Tree Spirit by Shamshad Khan
Shamshad Khan’s portraits of trees are reflections of a living form. “Not the loose definition of the term pertaining to something that has life, but a living form that has emotion, is capable of forming bonds and can communicate.” Presenting two of her images from the series Tree spirit from 2018, the Bengaluru-based photographer who has styled and conceptualised images for brands like Titan and Tanishq, tries to portray the emotional bond that trees share with plant and animal life around them. “My work directly respond to the surrounding environment and uses everyday experiences from the artist as a starting point. Often these are framed instances that would go unnoticed in their original context.” Specifically shot on the occasion of World Environment Day which coincided with International Orangutan Day, one of her two untitled images captures a frame, where the branches of a tree form an orangutan’s face.
Mystical connections by Silky Arora
Trying to find answers to the questions that she raises through her artwork about climate change, artist Silky Arora hopes to highlight sustainable development and conscious consumption through her wall art and sculptures that she will be presenting at the exhibition. “As a designer that works with interior spaces, I look at design as an intersection of art and sustainability,” explains the 31-year-old who uses fallen twigs, dry leaves, pressed flowers and recycled paper for her creations. Working on a mixed medium, the artist whose installations can be found at the Indira Gandhi International Airport, New Delhi, tells us that she uses natural inks for her wall art. Showcasing her artwork from the Mystical Connection series, the Pratt Institute graduate says that the series is about an unknown world of trees with its endless networks.
The New-Delhi based artist will host an interactive session on Sustainability by Design. On September 1. From 5 pm to 6 pm.
Untitled by Ashok Bhowmick
Bengali artist Ashok Bhowmick has gained national renown over 45 years working by paper or canvas, commenting on how social conditioning has created a predetermined idea of what art is. “Paintings aren’t an illustration of a text. They have a grammar of their own and need to be freed from the confines of language and stereotypical thinking,” begins the artist who is known for his cross-hatching technique. Displaying two of his early black and white works, the artist says that the paintings fall into the gamut of his understanding of the theme. “The paintings are untitled because I’ve learnt to view art from what one can call Tagore’s perspective. Paintings are silent. They don’t explain, they express. Paintings are not read, they are felt.” Echoing his sentiment through his painting of a woman and a tree whose roots run deep, the piece is a play on dark and light spaces through the use of his cross-hatching textural detailing and a controlled arrangement of lines.

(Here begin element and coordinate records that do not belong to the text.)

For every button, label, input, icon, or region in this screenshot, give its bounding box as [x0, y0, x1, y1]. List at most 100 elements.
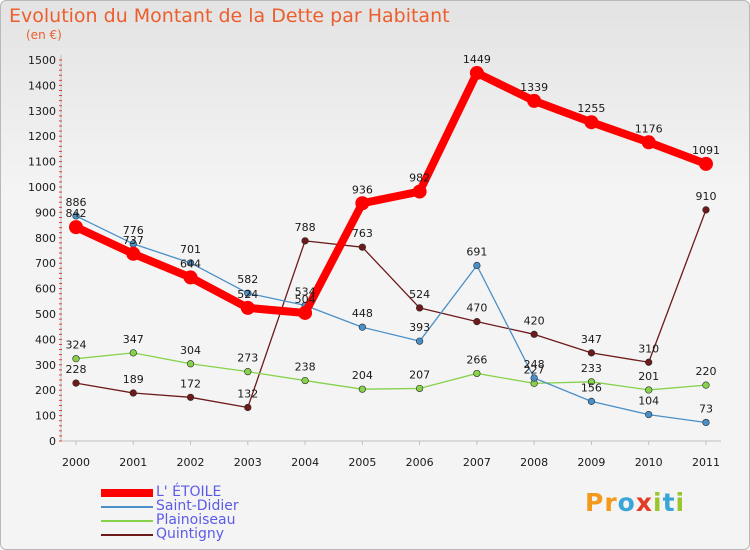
data-label: 763	[352, 227, 373, 240]
data-label: 248	[524, 358, 545, 371]
legend-item-plainoiseau: Plainoiseau	[101, 512, 341, 528]
data-label: 172	[180, 377, 201, 390]
series-line	[75, 209, 707, 409]
data-point	[469, 65, 484, 80]
data-label: 189	[123, 373, 144, 386]
data-point	[301, 237, 309, 245]
legend: L' ÉTOILE Saint-Didier Plainoiseau Quint…	[101, 484, 341, 542]
x-tick-label: 2004	[291, 456, 319, 469]
data-point	[473, 369, 481, 378]
data-label: 347	[581, 333, 602, 346]
data-label: 910	[695, 190, 716, 203]
legend-label-saint-didier: Saint-Didier	[156, 498, 239, 514]
data-label: 842	[66, 207, 87, 220]
legend-label-quintigny: Quintigny	[156, 526, 225, 542]
x-tick-label: 2002	[177, 456, 205, 469]
data-point	[530, 374, 538, 382]
y-tick-label: 500	[35, 308, 56, 321]
y-tick-label: 0	[49, 435, 56, 448]
data-point	[645, 358, 653, 366]
data-label: 582	[237, 273, 258, 286]
y-tick-label: 1400	[28, 79, 56, 92]
data-label: 504	[295, 293, 316, 306]
data-point	[126, 246, 141, 261]
data-point	[473, 261, 481, 270]
data-point	[240, 300, 255, 315]
data-point	[702, 206, 710, 214]
data-point	[412, 184, 427, 199]
data-point	[587, 378, 596, 386]
data-label: 982	[409, 172, 430, 185]
data-point	[186, 259, 195, 267]
legend-item-quintigny: Quintigny	[101, 526, 341, 542]
data-point	[702, 418, 710, 427]
data-point	[183, 270, 198, 285]
y-tick-label: 400	[35, 333, 56, 346]
x-tick-label: 2007	[463, 456, 491, 469]
y-tick-label: 200	[35, 384, 56, 397]
logo-letter: P	[585, 488, 605, 517]
data-label: 228	[66, 363, 87, 376]
legend-item-saint-didier: Saint-Didier	[101, 498, 341, 514]
y-tick-label: 700	[35, 257, 56, 270]
data-label: 788	[295, 221, 316, 234]
data-point	[473, 318, 481, 326]
y-tick-label: 1100	[28, 156, 56, 169]
data-point	[358, 243, 366, 251]
data-point	[186, 360, 195, 368]
data-point	[587, 349, 596, 357]
legend-label-etoile: L' ÉTOILE	[156, 484, 222, 500]
x-tick-label: 2008	[520, 456, 548, 469]
data-label: 324	[66, 339, 87, 352]
logo-letter: r	[604, 488, 618, 517]
x-tick-label: 2010	[635, 456, 663, 469]
data-label: 201	[638, 370, 659, 383]
data-label: 936	[352, 183, 373, 196]
data-label: 204	[352, 369, 373, 382]
logo-letter: t	[662, 488, 676, 517]
logo-letter: x	[635, 488, 653, 517]
data-point	[72, 212, 80, 220]
data-label: 420	[524, 314, 545, 327]
y-tick-label: 800	[35, 232, 56, 245]
data-point	[129, 389, 137, 397]
data-label: 156	[581, 381, 602, 394]
legend-swatch-quintigny	[101, 534, 153, 536]
data-label: 347	[123, 333, 144, 346]
data-point	[358, 323, 366, 331]
data-point	[702, 381, 710, 389]
y-tick-label: 1500	[28, 54, 56, 67]
data-point	[244, 403, 252, 412]
data-point	[358, 385, 366, 393]
y-tick-label: 1000	[28, 181, 56, 194]
data-label: 524	[237, 288, 258, 301]
logo-letter: i	[653, 488, 663, 517]
y-tick-label: 600	[35, 283, 56, 296]
x-tick-label: 2003	[234, 456, 262, 469]
data-label: 73	[699, 402, 713, 415]
data-point	[244, 289, 252, 297]
data-point	[530, 330, 538, 338]
data-label: 776	[123, 224, 144, 237]
y-tick-label: 900	[35, 206, 56, 219]
data-label: 233	[581, 362, 602, 375]
legend-label-plainoiseau: Plainoiseau	[156, 512, 236, 528]
data-label: 227	[524, 363, 545, 376]
data-label: 304	[180, 344, 201, 357]
data-point	[355, 196, 370, 211]
data-point	[69, 220, 83, 235]
data-point	[645, 386, 653, 394]
data-point	[298, 305, 313, 320]
data-label: 534	[295, 285, 316, 298]
data-point	[584, 115, 599, 130]
data-label: 886	[66, 196, 87, 209]
data-label: 273	[237, 352, 258, 365]
y-tick-label: 300	[35, 359, 56, 372]
data-label: 132	[237, 387, 258, 400]
data-label: 524	[409, 288, 430, 301]
y-tick-label: 1200	[28, 130, 56, 143]
y-tick-label: 1300	[28, 105, 56, 118]
x-tick-label: 2000	[62, 456, 90, 469]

Tree of Wisdom by Navdeep Kaur
The only installation at the five-day showcase, artist Navdeep Kaur’s light installation, Tree of Wisdom, is handmade from eco-printed paper using fallen leaves, fruits and vegetables. Portrayed as a deconstructed tree, the founder of Bengaluru-based research studio The Colour Workshop says, “The installation denotes the disconnect with nature. The artwork was conceptualised when a plethora of trees were being felled in Bengaluru.” Symbolising a positive change towards sustainable practices, the artist tells us that if one were to look at the mirror on the floor (which is part of the installation), the deconstructed tree appears to be one whole.